Autonomous Artificial Intelligence Agents for Clinical Decision Making in Oncology
- URL: http://arxiv.org/abs/2404.04667v1
- Date: Sat, 6 Apr 2024 15:50:19 GMT
- Title: Autonomous Artificial Intelligence Agents for Clinical Decision Making in Oncology
- Authors: Dyke Ferber, Omar S. M. El Nahhas, Georg Wölflein, Isabella C. Wiest, Jan Clusmann, Marie-Elisabeth Leßman, Sebastian Foersch, Jacqueline Lammert, Maximilian Tschochohei, Dirk Jäger, Manuel Salto-Tellez, Nikolaus Schultz, Daniel Truhn, Jakob Nikolas Kather,
- Abstract summary: We introduce an alternative approach to multimodal medical AI that utilizes the generalist capabilities of a large language model (LLM) as a central reasoning engine.
This engine autonomously coordinates and deploys a set of specialized medical AI tools.

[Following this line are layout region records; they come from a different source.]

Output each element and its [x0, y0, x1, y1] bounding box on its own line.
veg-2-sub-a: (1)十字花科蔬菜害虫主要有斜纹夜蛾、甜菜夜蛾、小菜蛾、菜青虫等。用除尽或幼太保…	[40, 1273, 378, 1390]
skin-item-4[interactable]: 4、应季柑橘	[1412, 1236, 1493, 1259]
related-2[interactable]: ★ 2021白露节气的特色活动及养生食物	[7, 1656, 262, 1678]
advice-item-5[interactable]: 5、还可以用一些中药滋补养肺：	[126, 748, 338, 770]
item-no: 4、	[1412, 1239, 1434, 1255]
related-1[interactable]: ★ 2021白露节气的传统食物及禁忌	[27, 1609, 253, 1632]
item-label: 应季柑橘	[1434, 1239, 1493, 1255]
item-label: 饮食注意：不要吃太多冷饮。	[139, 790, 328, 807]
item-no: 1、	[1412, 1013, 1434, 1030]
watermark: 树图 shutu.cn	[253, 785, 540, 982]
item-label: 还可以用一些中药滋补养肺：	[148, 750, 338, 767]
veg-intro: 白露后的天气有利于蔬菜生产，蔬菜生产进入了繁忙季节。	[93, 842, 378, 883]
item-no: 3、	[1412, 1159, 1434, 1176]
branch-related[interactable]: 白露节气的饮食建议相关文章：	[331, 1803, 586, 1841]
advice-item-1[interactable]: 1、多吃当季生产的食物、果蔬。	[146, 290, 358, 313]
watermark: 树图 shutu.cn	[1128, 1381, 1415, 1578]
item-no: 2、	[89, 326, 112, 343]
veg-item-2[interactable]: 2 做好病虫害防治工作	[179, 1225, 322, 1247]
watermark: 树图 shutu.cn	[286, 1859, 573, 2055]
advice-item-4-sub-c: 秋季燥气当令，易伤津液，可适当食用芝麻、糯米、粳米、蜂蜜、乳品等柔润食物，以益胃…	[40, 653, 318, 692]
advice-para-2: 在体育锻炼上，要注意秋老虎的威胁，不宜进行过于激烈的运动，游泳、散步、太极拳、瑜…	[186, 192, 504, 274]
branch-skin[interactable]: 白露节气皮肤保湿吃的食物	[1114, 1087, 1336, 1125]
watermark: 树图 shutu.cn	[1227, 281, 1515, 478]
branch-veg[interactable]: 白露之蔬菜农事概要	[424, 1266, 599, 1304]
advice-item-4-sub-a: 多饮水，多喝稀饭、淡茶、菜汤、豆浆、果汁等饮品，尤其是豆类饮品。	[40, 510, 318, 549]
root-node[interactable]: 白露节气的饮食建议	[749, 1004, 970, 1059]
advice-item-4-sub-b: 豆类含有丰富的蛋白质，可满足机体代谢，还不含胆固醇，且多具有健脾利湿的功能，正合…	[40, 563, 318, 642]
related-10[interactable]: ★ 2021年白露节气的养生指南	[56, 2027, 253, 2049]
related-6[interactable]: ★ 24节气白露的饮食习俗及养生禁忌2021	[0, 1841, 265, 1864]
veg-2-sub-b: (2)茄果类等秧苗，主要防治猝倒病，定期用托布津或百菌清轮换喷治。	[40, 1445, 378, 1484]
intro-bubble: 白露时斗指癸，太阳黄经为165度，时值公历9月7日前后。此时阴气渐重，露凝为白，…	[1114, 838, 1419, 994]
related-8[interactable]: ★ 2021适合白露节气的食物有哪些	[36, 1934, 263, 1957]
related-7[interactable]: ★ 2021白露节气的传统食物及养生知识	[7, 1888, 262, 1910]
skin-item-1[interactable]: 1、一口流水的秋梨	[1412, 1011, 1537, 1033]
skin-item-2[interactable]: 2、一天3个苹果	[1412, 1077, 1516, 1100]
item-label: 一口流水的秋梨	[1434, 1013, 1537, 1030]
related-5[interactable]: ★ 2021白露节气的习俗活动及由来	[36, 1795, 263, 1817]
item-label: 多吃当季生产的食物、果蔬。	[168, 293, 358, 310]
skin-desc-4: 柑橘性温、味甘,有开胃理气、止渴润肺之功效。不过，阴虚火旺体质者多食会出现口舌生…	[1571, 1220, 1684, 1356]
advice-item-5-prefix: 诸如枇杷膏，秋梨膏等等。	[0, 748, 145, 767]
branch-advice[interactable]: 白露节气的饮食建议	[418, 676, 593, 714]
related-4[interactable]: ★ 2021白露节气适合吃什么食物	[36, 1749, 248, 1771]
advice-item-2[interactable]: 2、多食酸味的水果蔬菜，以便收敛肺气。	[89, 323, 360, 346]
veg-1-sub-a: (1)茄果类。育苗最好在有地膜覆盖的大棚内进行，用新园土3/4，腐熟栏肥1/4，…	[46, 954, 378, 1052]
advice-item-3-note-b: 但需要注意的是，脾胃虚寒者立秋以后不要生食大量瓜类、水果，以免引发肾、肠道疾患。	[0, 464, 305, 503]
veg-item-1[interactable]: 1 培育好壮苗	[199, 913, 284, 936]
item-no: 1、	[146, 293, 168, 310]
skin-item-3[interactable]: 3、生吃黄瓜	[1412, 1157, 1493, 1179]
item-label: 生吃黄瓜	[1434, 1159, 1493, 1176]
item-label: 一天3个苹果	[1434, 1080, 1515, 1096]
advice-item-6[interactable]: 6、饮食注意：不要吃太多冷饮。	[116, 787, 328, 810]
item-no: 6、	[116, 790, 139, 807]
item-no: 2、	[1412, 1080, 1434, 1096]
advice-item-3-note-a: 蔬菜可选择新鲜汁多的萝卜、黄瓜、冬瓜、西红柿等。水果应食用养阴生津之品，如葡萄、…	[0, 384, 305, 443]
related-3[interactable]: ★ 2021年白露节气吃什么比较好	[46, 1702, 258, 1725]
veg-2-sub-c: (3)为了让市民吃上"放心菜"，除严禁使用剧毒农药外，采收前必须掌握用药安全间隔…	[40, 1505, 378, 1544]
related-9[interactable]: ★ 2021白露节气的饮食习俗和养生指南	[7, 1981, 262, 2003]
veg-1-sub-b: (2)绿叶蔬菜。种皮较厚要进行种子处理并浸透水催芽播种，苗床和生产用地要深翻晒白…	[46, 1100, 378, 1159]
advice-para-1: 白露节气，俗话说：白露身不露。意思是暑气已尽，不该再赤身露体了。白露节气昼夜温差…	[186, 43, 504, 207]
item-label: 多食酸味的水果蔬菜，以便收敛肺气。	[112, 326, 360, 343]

We show that the system has a high capability in employing appropriate tools (97%), drawing correct conclusions (93.6%), and providing complete (94%), and helpful (89.2%) recommendations for individual patient cases.
- Score: 0.6397820821509177
- License: http://creativecommons.org/licenses/by-nc-nd/4.0/
- Abstract: Multimodal artificial intelligence (AI) systems have the potential to enhance clinical decision-making by interpreting various types of medical data. However, the effectiveness of these models across all medical fields is uncertain. Each discipline presents unique challenges that need to be addressed for optimal performance. This complexity is further increased when attempting to integrate different fields into a single model. Here, we introduce an alternative approach to multimodal medical AI that utilizes the generalist capabilities of a large language model (LLM) as a central reasoning engine. This engine autonomously coordinates and deploys a set of specialized medical AI tools. These tools include text, radiology and histopathology image interpretation, genomic data processing, web searches, and document retrieval from medical guidelines. We validate our system across a series of clinical oncology scenarios that closely resemble typical patient care workflows. We show that the system has a high capability in employing appropriate tools (97%), drawing correct conclusions (93.6%), and providing complete (94%), and helpful (89.2%) recommendations for individual patient cases while consistently referencing relevant literature (82.5%) upon instruction. This work provides evidence that LLMs can effectively plan and execute domain-specific models to retrieve or synthesize new information when used as autonomous agents. This enables them to function as specialist, patient-tailored clinical assistants. It also simplifies regulatory compliance by allowing each component tool to be individually validated and approved. We believe, that our work can serve as a proof-of-concept for more advanced LLM-agents in the medical domain.